Barber (1910-1981) best known for Adagio for Strings, Knoxville Summer of 1915, Essays for Orchestra, School for Scandal Overture, the operas Vanessa and Antony and Cleopatra, and magnificent concerti for piano, for violin and for cello, was the nephew of the great contralto Louise Homer (1871-1947).
As much as an influence as 'Aunt Louise' must have been, she was Toscanini's Orfeo at the Met, it composer and educator Sidney Homer (18965-1953) that young Sam Barber found a nurturing influence. Heyman's book features many letters from 'Uncle Sid', filled with the kind of advice, encouragement and occasional kick in the pants any young person would be lucky to have from a mentor.
Don't miss Barbara Heyman's book. Sidney Homer's autobiography My Wife and I is a wonderful look at top level music making a century ago. There's alsoa good discussion of Louise Homer's career in Andrew Davis's The American Opera Singer. Not to be missed is Anne Homer's biography of her mother, Louise Homer and the Gold Age of Opera.
I can't date these letters from Sidney to Sam. Barber wrote to his Uncle from age 10 until shortly before Sidney Homer died in 1953.
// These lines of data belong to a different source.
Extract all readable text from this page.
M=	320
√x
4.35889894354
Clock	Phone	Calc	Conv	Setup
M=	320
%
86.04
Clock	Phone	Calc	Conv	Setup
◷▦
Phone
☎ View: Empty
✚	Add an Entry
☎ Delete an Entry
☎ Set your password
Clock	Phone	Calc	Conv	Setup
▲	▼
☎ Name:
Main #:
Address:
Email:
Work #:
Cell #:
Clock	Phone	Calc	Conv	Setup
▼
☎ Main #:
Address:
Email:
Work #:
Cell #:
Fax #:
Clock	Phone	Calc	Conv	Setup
Letters to Samuel Barber from Sidney Homer
From Samuel Barber, the Composer and his Music by Barbara Heyman
There are three things you must aim for definitely. The first is the development of taste that should, in time, amount to a passion for the best music in all forms. Your whole life will be influenced by the forming of your taste in the next few years.
Taste is formed by coming into close and intimate contact with the great works of the masters. The way to do this is to look ahead and see what programs are to be given ...you can't attend all the concerts, therefore you pick the best. Suppose for instance, the Flonzaly Quartet is going to play a Beethoven Quartet. You get your ticket and you buy a copy of the quartet beforehand. You then learn more in an hour at the performance than you possibly could learn in any other way in a year.
Everything depends now on the development of your taste and the refinement of your sensibilities. If you think of music from the point of view of sensationalism and publicity, your work will show it. If you learn to love the poetic undercurrent and the subtleties of beauty and spirituality which have been expressed in music, your work will show it just as much.
The wonderful thing about art is that a man can conceal nothing; it reveals him as naked and unadorned...Sincerity and beauty seem to stand the test, but love for mankind and willingness to serve humbly seem to fill the world with joy.
You don't need opinions. A little praise is pleasant if you don't have to go too far out of your way to get it, but you will have to learn to get along without opinions. Opinions don't change a note of add to your stature. If you can give pleasure, well and good. Your work is your own affair and yours only. Depending on opinion means less independence in your work. It also means laying yourself open to pinpricks which may be boresome. It can result in uncertainty. Even too much praise can do things, introduce a smirk and too much gush in your style.
The paucity of titles in the musical world is alarming. It indicates a lack. Perhaps language is inadequate. If so, then young men like you must invent something and not go on serenading and suite-ing.
I can imagine how Beethoven felt when they stormed at him for writing the third symphony. If he believed all they said he could feel like a criminal, a debaser of public taste. I do not know a single man who hasn't had rocks in his life. Brahms had plenty. A good deal depends on how we handle them. They may not be so serious in themselves, but if we get flustered and lose our heads we can force them to do us considerable harm...Poise, equanimity, philosophy, a sense of proportion, gratitude for what we have, a "calm center", fixed determination and an inflexible purpose are all to the good.
Resentment, impatience, self pity, exaggerated self deprecation, an intense consciousness of the need of making good in the eyes of others, a lack of grit in meeting emergencies, a general complaining of spirit and weak sporting blood are all to the bad.
Take some boy you know and put him in your place. He wrote your sonata, and your serenade, and struggled with your concerto. How do you regard him, dispassionately? Do you congratulate him on his gifts and what he has achieved and feel that, with good sense and intelligent self-control, he can carry his powers to a high state of development, or do you feel that he is a broken reed, a cracked canoe, smashed on the rocks of a difficult concerto, a hopeless wreck because his teacher does not agree with his opinion of his latest work? Take a sincere, objective view of your friend and make up your mind how you wish him to feel and proceed. Then act accordingly. Don't dodge. Be as strict with yourself as you would be with him.
There is one thing that I want to make clear to you and that is that resentment does not get us anywhere. It only eats the heart out of the resenter, and what good is there to that? I often think that a good friend could have saved Bizet's life at the time Carmen was produced. Patience and a sense of humor are wonderful lifesavers...Through it all a rhinoceros hide is a good thing. The bigger the talent the tougher the hide, say I....Resentment eats the heart, but philosophy is an armor that protects the source of future work which is the one thing that must be kept inviolate.